Née en 1971 à Gdansk (PL)
Vit et travaille à Gdansk (PL)


One Ton in the Air

2003
Etais de maçonnerie
Dimensions variables
Acquisition: 2003


L’espace de la galerie est vide. Cette vacance est questionnée par les tentatives artistiques et curatoriales ainsi que par la présence même de ceux qui y pénètrent. Or, la sémiotique de l’espace de la galerie est complexe tant du point de vue émotionnel qu’intellectuel, il n’y a pas de rapport innocent avec lui. One Ton in the Air (2003) de Dominika Skutnik fonctionne à la fois dans l’espace et sur le corps de celui ou celle qui s’y aventure. L’œuvre provoque d’abord la stupéfaction en faisant rentrer entre les murs d’un espace relativement réduit une quantité énorme de matériaux de construction métalliques. Il s’agit d’une de ces choses à l’air décalé ou inapproprié qui ne devraient pas être là. La manière dont l’œuvre s’appuie contre le mur de la galerie crée une réelle tension à l’intérieur du lieu. Les murs du cube blanc sont sur le point de se fissurer, forcés de porter le poids inhabituel d’éléments d’échafaudage en extension. Mais cela fonctionne également en termes d’émotion comme une agression passive dans le cadre des relations entre ceux qui fabriquent, produisent, présentent et consomment l’art.
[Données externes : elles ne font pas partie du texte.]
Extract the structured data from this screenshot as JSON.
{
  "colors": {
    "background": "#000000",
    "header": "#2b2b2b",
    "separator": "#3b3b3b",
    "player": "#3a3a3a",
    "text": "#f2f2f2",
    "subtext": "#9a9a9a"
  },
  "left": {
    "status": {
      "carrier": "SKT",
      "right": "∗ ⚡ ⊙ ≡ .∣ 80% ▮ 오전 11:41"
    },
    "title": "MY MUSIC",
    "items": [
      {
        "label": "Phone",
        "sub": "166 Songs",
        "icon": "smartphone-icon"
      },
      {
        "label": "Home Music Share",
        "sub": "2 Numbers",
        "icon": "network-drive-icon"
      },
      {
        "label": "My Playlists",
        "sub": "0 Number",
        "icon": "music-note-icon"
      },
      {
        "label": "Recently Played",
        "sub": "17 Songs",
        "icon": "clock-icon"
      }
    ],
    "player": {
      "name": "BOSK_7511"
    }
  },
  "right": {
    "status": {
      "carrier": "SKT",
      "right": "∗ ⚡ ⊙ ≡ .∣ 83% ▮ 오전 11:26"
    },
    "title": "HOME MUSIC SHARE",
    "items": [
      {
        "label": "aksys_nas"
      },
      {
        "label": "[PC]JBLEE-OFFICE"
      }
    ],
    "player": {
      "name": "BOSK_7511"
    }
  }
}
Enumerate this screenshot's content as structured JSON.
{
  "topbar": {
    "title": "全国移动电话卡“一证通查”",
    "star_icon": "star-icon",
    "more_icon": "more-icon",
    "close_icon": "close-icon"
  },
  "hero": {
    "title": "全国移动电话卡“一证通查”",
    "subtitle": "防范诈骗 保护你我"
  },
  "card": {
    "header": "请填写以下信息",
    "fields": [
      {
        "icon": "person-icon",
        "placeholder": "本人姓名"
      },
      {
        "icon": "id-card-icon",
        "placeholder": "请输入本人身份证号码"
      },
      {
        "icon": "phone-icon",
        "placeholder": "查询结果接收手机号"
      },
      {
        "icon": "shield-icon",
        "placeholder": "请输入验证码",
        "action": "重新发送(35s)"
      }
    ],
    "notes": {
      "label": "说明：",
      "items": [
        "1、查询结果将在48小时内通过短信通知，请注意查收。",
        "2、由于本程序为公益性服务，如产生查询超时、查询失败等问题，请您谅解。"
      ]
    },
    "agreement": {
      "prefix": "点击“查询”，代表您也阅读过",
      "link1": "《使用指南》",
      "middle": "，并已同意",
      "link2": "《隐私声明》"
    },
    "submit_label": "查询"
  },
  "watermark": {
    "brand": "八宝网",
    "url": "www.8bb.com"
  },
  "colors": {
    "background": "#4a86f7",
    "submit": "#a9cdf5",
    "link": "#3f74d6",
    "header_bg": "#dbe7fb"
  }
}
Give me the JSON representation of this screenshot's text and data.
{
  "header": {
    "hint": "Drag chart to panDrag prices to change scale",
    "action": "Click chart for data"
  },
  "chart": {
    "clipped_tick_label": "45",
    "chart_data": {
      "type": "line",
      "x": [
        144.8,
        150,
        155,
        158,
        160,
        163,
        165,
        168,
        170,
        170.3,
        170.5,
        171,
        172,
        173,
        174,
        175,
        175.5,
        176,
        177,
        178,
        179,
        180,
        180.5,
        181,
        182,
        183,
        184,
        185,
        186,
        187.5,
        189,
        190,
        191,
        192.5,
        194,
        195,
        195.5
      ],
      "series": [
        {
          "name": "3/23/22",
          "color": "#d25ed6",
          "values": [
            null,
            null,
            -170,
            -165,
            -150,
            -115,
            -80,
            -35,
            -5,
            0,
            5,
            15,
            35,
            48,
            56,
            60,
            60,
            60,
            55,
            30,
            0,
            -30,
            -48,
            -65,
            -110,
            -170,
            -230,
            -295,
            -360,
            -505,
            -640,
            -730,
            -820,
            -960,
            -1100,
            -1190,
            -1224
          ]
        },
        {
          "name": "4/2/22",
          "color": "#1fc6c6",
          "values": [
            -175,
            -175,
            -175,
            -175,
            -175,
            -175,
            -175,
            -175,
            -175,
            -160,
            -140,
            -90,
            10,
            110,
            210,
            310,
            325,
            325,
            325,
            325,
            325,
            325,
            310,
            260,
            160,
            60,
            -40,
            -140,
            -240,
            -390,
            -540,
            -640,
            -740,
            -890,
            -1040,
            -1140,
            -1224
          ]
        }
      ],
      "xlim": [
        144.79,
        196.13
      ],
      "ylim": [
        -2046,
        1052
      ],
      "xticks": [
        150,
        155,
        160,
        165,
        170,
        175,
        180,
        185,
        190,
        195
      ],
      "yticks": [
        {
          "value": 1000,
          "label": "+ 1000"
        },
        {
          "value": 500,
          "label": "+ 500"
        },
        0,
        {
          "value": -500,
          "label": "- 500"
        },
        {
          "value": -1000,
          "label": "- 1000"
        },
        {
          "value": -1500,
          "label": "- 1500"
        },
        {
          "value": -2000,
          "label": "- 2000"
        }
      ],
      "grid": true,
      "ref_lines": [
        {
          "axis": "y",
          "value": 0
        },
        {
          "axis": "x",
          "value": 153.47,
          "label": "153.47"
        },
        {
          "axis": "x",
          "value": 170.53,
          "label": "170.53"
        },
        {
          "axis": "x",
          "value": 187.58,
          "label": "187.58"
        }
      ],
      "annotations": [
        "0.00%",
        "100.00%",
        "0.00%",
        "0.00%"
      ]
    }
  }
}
Celui qui entre dans l’espace de la galerie n’est plus ici le regardeur ou le spectateur, mais participe plutôt à une relation spatiale, un rapport de puissance, une domination physique, un jeu psychologique. Dans le travail de Dominika Skutnik, on l’expérimente à ses risques et périls, bien que le danger ne réside peut-être que dans l’imagination de chacun.
Plusieurs œuvres de Skutnik, par exemple Field (2003), Wreath (2003) ou Tattoo (2005), ont recours à la présence invisible, et dans deux cas également silencieuse, d’un champ électromagnétique. Nous sommes censés introduire la tête, voire parfois tout le corps, dans la structure génératrice – traduite en dessin spatial ou forme sculpturale. Son fonctionnement potentiel n’est pas visible. Nous ne pouvons même pas le sentir. Mais nous sommes conscients qu’elle pourrait avoir quelque effet sur le corps, sur la santé ou sur la pensée. Cependant, la connaissance de la présence réelle de ce champ nous vient de l’artiste, et nous devons lui faire confiance quant à la réalité de cette présence. Ceci crée une ambiguïté entre confiance et méfiance, entre crainte et courage. Headhunter (2004), lourd couteau mezzaluna très affûté suspendu, dans le cadre d’une exposition, au-dessus de l’escalier menant au sous-sol, créait une tension entre l’architecture, le besoin d‘explorer la zone et une expérience de vrai danger que la lame pouvait éventuellement représenter. One Ton in the Air est visiblement lourd, mais ici encore le vrai poids n’est pas connu. Skutnik oblige le visiteur curieux à aller de l’autre côté de la pièce en passant sous la structure suspendue, pour voir ce qui se trouve de l’autre côté. Sa tactique est à la fois fondée sur la psychologie de la perception et fortement consciente – presque ironique – dans son commentaire sur les conditions spatiales de présentation de l’art. Ses installations révèlent une sorte d’étrange performativité de l’espace tout en laissant le spectateur indécis quant à la place qu’il y occupe. Son sujet va de la peur de l’espace de la galerie à l’aspect participatif de l’expérience esthétique, en passant par les émotions cachées que cela suscite.